Bilimsel verilere dayalı, denetlenebilir ve her iki tarafın ticari defterlerinin incelenmesi neticesinde; taraflar arasındaki ticari ilişkiye göre; davacı yanın ticari defterlerinde davalı yandan takip tarihi itibariyle kaydi olarak 3.567,21 TL alacaklı göründüğü, davalı yanın ticari defterlerinde ise davacı yana 631,75 TL borçlu göründüğü belirlenmiş, bu alacak kaydının davacı defterlerinde davalının yaptığı, 25.935,65 TL ödemenin davacı defterlerinde 23.000 TL olarak kayıtlı olduğundan kaynaklandığı tespit edilmiştir. Bu tespit ve belirlemelere göre neticeten; davacının davalıdan talep edebileceği ve davalı defterlerinde de kayıtlı olduğu halde 631,75 TL olduğu kabul edildiğinden davanın kısmen kabulü ile, İstanbul —-. İcra Müdürlüğünün 2017/13956 sayılı takip dosyasında; davalının 631,75 TL asıl alacağa yönelik itirazının iptali ile takibin bu miktar üzerinden devamına, asıl alacak 631,75 TL ye takip tarihinden itibaren yıllık 9.75 ve değişen oranlarda avans faizi uygulanmasına ve icra inkar tazminatına hükmedimesine yer olmadığına dair karar vermek geremiş ve aşağıda şekilde hüküm kurulmuştur.

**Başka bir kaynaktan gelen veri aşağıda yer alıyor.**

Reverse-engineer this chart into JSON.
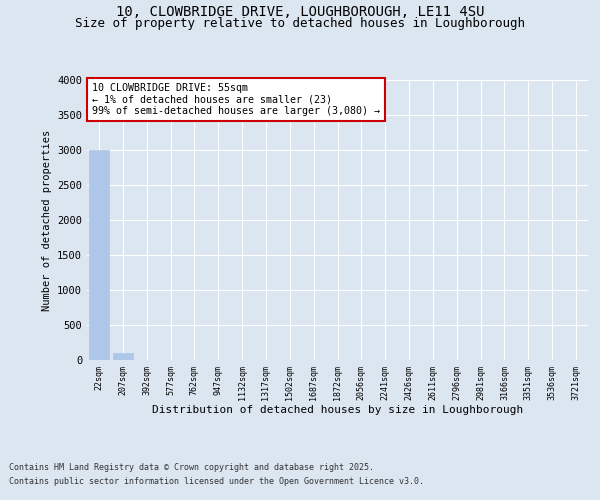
{
  "title1": "10, CLOWBRIDGE DRIVE, LOUGHBOROUGH, LE11 4SU",
  "title2": "Size of property relative to detached houses in Loughborough",
  "xlabel": "Distribution of detached houses by size in Loughborough",
  "ylabel": "Number of detached properties",
  "categories": [
    "22sqm",
    "207sqm",
    "392sqm",
    "577sqm",
    "762sqm",
    "947sqm",
    "1132sqm",
    "1317sqm",
    "1502sqm",
    "1687sqm",
    "1872sqm",
    "2056sqm",
    "2241sqm",
    "2426sqm",
    "2611sqm",
    "2796sqm",
    "2981sqm",
    "3166sqm",
    "3351sqm",
    "3536sqm",
    "3721sqm"
  ],
  "values": [
    3000,
    100,
    0,
    0,
    0,
    0,
    0,
    0,
    0,
    0,
    0,
    0,
    0,
    0,
    0,
    0,
    0,
    0,
    0,
    0,
    0
  ],
  "bar_color": "#aec6e8",
  "annotation_box_text": "10 CLOWBRIDGE DRIVE: 55sqm\n← 1% of detached houses are smaller (23)\n99% of semi-detached houses are larger (3,080) →",
  "annotation_box_color": "#cc0000",
  "ylim": [
    0,
    4000
  ],
  "yticks": [
    0,
    500,
    1000,
    1500,
    2000,
    2500,
    3000,
    3500,
    4000
  ],
  "background_color": "#dce6f1",
  "plot_bg_color": "#dce6f1",
  "grid_color": "#ffffff",
  "footer_line1": "Contains HM Land Registry data © Crown copyright and database right 2025.",
  "footer_line2": "Contains public sector information licensed under the Open Government Licence v3.0.",
  "title_fontsize": 10,
  "subtitle_fontsize": 9
}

HÜKÜM: Gerekçesi yukarıda açıklandığı üzere;
Davanın KISMEN KABULÜ ile, İstanbul —İcra Müdürlüğünün 2017/13956 sayılı takip dosyasında;
1-Davalının 631,75 TL asıl alacağa yönelik itirazının iptali ile takibin bu miktar üzerinden DEVAMINA,
2-Asıl alacak 631,75 TL ye takip tarihinden itibaren yıllık 9.75 ve değişen oranlarda avans faizi uygulanmasına,
3-İcra inkar tazminatına hükmedilmesine YER OLMADIĞINA,
Fazlaya ilişkin talebin REDDİNE,
4-Alınması gerekli karar harcı 43,15 TL’nin peşin olarak yatırılan 61,14 TL’den mahsubu ile 17,99 TL fazla harcın karar kesinleştiğinde talep halinde davacıya iadesine,
5-Davacı tarafça yatırılan 43,15 TL peşin harcın davalı taraftan tahsili ile davacı tarafa ödenmesine,
6-Davacı tarafından yapılan 36,00 TL ilk dava masrafı, 177,00 TL tebligat, müzekkere gideri, 750,00 TL bilirkişi ücreti olmak üzere toplam 963,00 TL yargılama giderinin kabul-red oranına göre(%18 kabul) 169,96 TL’sinin davalıdan tahsili ile davacı tarafa ödenmesine, kalan 793,04 TL’nin davacı üzerinde bırakılmasına,
7-Davalı tarafından sarfedilen yargılama gideri olmadığından bu konuda karar verilmesine yer olmadığına,
8-Davacı kendisini vekille temsil ettirmiş olduğundan karar tarihinde yürürlükte olan —- uyarınca hesaplanan 631,75 TL nispi vekalet ücretinin davalıdan alınarak davacıya verilmesine,
9-Davalı kendisini vekille temsil ettirmiş olduğundan karar tarihinde yürürlükte olan —– uyarınca hesaplanan 631,75 TL nispi vekalet ücretinin davalıdan alınarak davacıya verilmesine,
10-Taraflarca dosyaya yatırılan ve sarf edilmeyen gider avansının karar kesinleştiğinde ve talep halinde yatıran tarafa iadesine,
Dair; davacı vekili ve davalı vekilinin yüzlerine karşı, dava miktarı yönünden kesin olmak üzere verilen karar açıkça okunup, usulen anlatıldı.